The Lyrics: 1956 To The Present
‘We Got Married’ was completed at AIR Studios in London on 1 December 1988. The overdubs were Guy Barker’s trumpet solo, plus additional vocals, guitar, and percussion.
It’s part of the magic about writing songs that things just fall into your lap. I didn’t think hard about this song, but it came, and when it falls out sweetly like that you feel very lucky, very blessed. You often hear composers say, ‘It just came to me.’ It’s not my way to sit down to analyse it, but you do learn how to allow cadences and rhythms to come to you. I think ‘We Got Married’ is one, then, that – as they say – ‘just came to me’, and one always feels very lucky when that happens. You think, ‘Yeah, I’m gonna enjoy singing that.’
The Lyrics: 1956 To The Present
‘We Got Married’ was considered for single release, and a promotional video was made, but it was shelved.
It was, however, performed during the Paul McCartney World Tour in 1989-90. A recording from Wembley Arena on 16 January 1990 was included on that year’s Tripping The Live Fantastic.
A great song, ‘We Got Married’, for many it was the standout track on Flowers In The Dirt. But it wasn’t a single. It nearly was, but not quite. Capitol considered issuing it in the United States in 1990, when the World Tour was heading back to America for its first venture around the stadiums. Because of this, the label pressed up some promotional CD singles featuring an edited version of the album cut and MPL put together a promotional video. But then minds were changed and something else happened instead.
So the video for ‘We Got Married’ is another of rarities in the McCartney archive: well worth looking at but scarcely seen – hence a prime contender for another look-see in this column.
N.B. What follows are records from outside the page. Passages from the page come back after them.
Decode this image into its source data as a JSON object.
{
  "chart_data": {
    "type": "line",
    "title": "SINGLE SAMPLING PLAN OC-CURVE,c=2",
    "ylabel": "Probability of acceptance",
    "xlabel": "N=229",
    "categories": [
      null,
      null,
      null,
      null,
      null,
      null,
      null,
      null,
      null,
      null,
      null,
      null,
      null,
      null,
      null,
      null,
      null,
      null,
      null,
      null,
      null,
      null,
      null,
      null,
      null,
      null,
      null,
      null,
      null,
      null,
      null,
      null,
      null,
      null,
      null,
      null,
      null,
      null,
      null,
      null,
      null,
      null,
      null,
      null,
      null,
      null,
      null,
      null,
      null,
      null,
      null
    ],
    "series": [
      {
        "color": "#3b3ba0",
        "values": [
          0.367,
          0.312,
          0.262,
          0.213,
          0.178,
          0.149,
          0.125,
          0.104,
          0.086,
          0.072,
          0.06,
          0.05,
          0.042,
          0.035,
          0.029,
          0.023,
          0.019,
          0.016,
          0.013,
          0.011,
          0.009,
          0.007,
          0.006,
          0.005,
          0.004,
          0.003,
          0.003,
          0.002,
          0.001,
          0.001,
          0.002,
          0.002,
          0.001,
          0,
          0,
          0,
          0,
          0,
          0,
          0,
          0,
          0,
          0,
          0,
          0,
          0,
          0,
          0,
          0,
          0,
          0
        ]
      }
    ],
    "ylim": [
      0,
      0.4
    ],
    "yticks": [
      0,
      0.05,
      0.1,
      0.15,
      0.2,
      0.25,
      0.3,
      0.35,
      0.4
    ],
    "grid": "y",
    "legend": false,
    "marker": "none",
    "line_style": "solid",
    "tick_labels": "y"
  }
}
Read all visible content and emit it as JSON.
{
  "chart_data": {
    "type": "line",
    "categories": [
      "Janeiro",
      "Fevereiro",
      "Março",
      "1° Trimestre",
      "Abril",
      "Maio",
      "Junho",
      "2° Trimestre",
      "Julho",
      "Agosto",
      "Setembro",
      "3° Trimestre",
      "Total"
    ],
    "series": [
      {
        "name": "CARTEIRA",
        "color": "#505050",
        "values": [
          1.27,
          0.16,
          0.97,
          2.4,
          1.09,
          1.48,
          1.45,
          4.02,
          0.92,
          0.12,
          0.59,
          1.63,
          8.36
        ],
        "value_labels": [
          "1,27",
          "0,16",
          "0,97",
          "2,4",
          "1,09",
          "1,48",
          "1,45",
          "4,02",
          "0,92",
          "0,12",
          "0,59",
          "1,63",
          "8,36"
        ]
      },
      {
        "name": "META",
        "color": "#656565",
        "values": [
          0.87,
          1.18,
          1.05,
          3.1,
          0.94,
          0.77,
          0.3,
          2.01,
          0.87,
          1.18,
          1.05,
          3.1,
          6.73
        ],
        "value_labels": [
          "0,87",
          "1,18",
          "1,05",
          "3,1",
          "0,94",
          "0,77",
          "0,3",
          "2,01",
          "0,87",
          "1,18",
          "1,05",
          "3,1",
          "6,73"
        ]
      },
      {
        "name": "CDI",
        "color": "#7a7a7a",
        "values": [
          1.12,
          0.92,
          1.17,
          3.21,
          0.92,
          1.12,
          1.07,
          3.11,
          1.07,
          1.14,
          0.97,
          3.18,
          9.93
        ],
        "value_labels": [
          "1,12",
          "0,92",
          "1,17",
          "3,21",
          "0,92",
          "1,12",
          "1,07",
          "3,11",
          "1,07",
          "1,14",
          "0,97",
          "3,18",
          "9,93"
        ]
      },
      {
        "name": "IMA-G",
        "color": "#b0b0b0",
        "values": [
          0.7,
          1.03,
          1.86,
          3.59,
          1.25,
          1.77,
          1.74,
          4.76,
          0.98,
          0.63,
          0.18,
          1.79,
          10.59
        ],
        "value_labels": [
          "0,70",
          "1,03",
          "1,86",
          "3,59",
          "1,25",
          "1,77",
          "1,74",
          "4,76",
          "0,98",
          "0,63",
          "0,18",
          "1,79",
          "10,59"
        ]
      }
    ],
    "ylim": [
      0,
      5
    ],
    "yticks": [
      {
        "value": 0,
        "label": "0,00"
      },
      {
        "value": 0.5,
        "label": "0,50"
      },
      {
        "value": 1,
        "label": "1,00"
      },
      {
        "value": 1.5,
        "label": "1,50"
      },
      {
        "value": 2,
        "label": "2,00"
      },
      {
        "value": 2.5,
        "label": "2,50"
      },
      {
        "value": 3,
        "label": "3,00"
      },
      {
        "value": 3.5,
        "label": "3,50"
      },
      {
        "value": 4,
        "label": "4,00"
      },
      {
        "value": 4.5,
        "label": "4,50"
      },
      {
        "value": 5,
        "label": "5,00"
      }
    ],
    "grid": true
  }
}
Directed by Aubrey Powell, produced for Propaganda Films by Steve Swartz and edited by Todd Chestnut (that must be an American name), the ‘We Got Married’ film prominently features in concert and on-stage footage. These terms do have different meanings, incidentally, for, while in the USA, Paul and Band took time out to perform more or less an entire show before a minimal audience, not as an advertised tour date but expressly so that close-ups and other camera angles could be shot for insertion into concert films. Knowing that nothing can irritate an audience as much as cameramen clambering all over the stage, obstructing the view and distracting the concentration, Paul realised it would be a good idea if the director get all of his fancy shots done in a private “mock up” show instead.
Like other films of the same era and ilk, ‘We Got Married’ also shows some off-stage moments: long limousines in the falling rain, fans wielding flowers, flocking to the concert venues and waiting on line outside the arenas, photographers jostling for the best pictures, and, highly appropriately, momentary monochromatic glimpses (from the deservedly popular pre-show film) of Paul and Linda on their wedding day – the silver anniversary of which, it would be remiss of us not to note, was celebrated this year, 1994.